Scot walking to Euros for "journey of a lifetime" without ticket for opening game

A Scottish football fan has made it the halfway point on his trek to the EURO 24 championships.

Craig Ferguson, 20, arrived in Luxembourg yesterday after setting off from Hampden Stadium on what will be a 1000 mile trip.

The hospitality worker, who quit his job in order to walk to Germany and raise funds for the men’s mental health charity Brothers in Arms, described the experience as a “journey of a lifetime”.

Craig, from Paisley, told The Record: “It has been amazing and is the journey of a lifetime which is not even over yet. Meeting so many people and going so many places has lived up to expectations so far.

“I saved up so that I was able to leave my job in a café and make the journey.

“I joined the unemployed, headed down to the Scottish borders, then Newcastle to Hull, across the ferry to Rotterdam, down into Belgium and where I am now in Luxembourg before the final stage which is over to Munich.

“We’re looking at 13 to 14 days left. We are well over halfway in terms of days.

“It’s exactly halfway in terms of distance and I will walk 500 more miles. I will be the man.”

His initial target of £10,000 for the charity has already been exceeded with over £30,000 donated so far.

He now hopes that he can raise £50,000 by the time the Scotland squad’s Euros adventure is complete.

Craig said: “I set what I thought was an ambitious target of £10,000 and before I even started we already had £10,000 which is incredible.

“It’s mind over matter during these latter stages.

“My legs are sore some days more than others. It’s only natural when doing a challenge of this size that you get blisters but it just comes down to doing it a day at a time.

“Family and friends have been in touch with phone calls which keeps me going on the longer stretches because you can go hours without speaking to anyone.

“Mental Health is such a big issue in the UK so I wanted to raise awareness by channelling the power of football.”

However, Craig still has one challenge. He doesn't have a ticket for any of Scotland’s group stage games.

“I don’t have a ticket,” he said. “I don’t even know if the FA or if Scotland know what I’m up to at the moment.

“I’ve not really heard anything but I’ve always said from day one that the objective of this mission was, of course, to raise awareness for men’s mental health.

“If I ended up getting a ticket along the way it would just be an added bonus.

“A ticket would be the icing on the cake, but if I need to go and watch it in a pub with everyone else I guess I’ll be happy doing that as well.”

He added: “I’ve got a love for travel and exploring anyway, but on this journey going through so many different towns, cities and villages you meet so many amazing people.

"It really has been something so special so far.

“People have embraced me along the way which is so motivating. Everyone across Europe has had their own story about mental health which is special.

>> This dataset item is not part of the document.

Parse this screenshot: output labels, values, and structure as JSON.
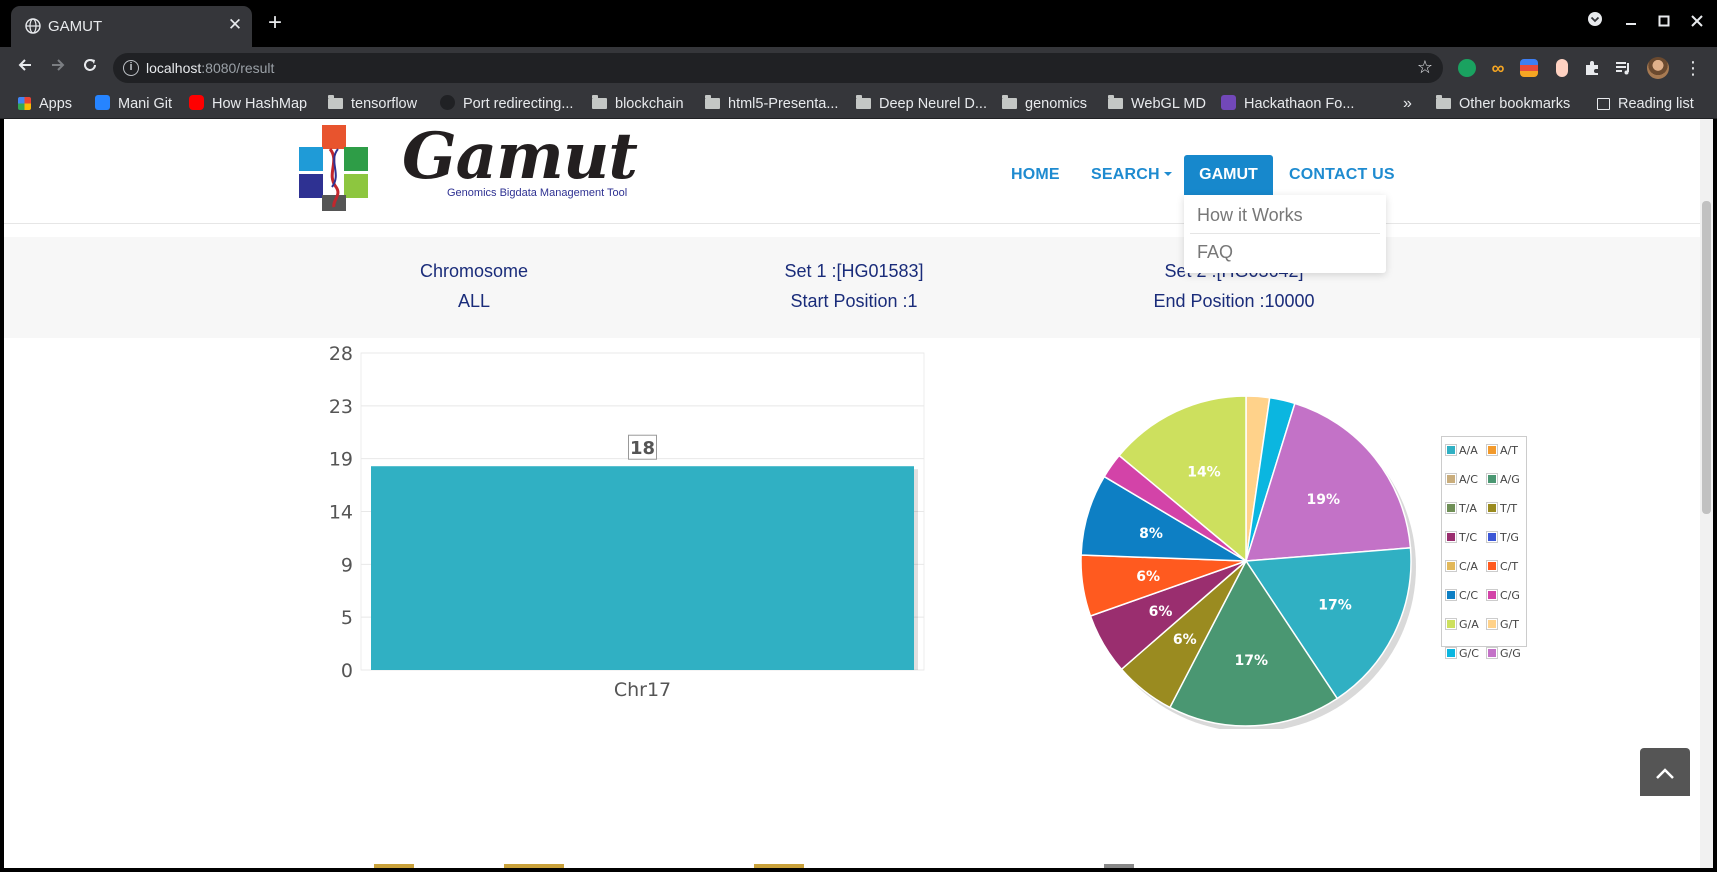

“If it is not them personally it is someone they know.

“We have had massive donations of almost £30,000 which shows people believe in the cause.

“You can imagine what the reaction is when people see a Scottish man walking with two walking poles and a kilt coming through their village.

“It’s been a mixture of people being impressed and confused.

“I’m just over halfway which is honestly amazing.

“You don’t realise how far you’ve come on a journey like this until you sort of take a step back, zoom out on a map and go, oh God, I’ve come quite a distance.

“It’s been the journey of a lifetime so far as I sort of predicted it would be.

“I have a love of travel and exploring anyway.

“But being on this journey and going through so many towns, cities and villages you meet so many amazing people and it really has been something special so far.”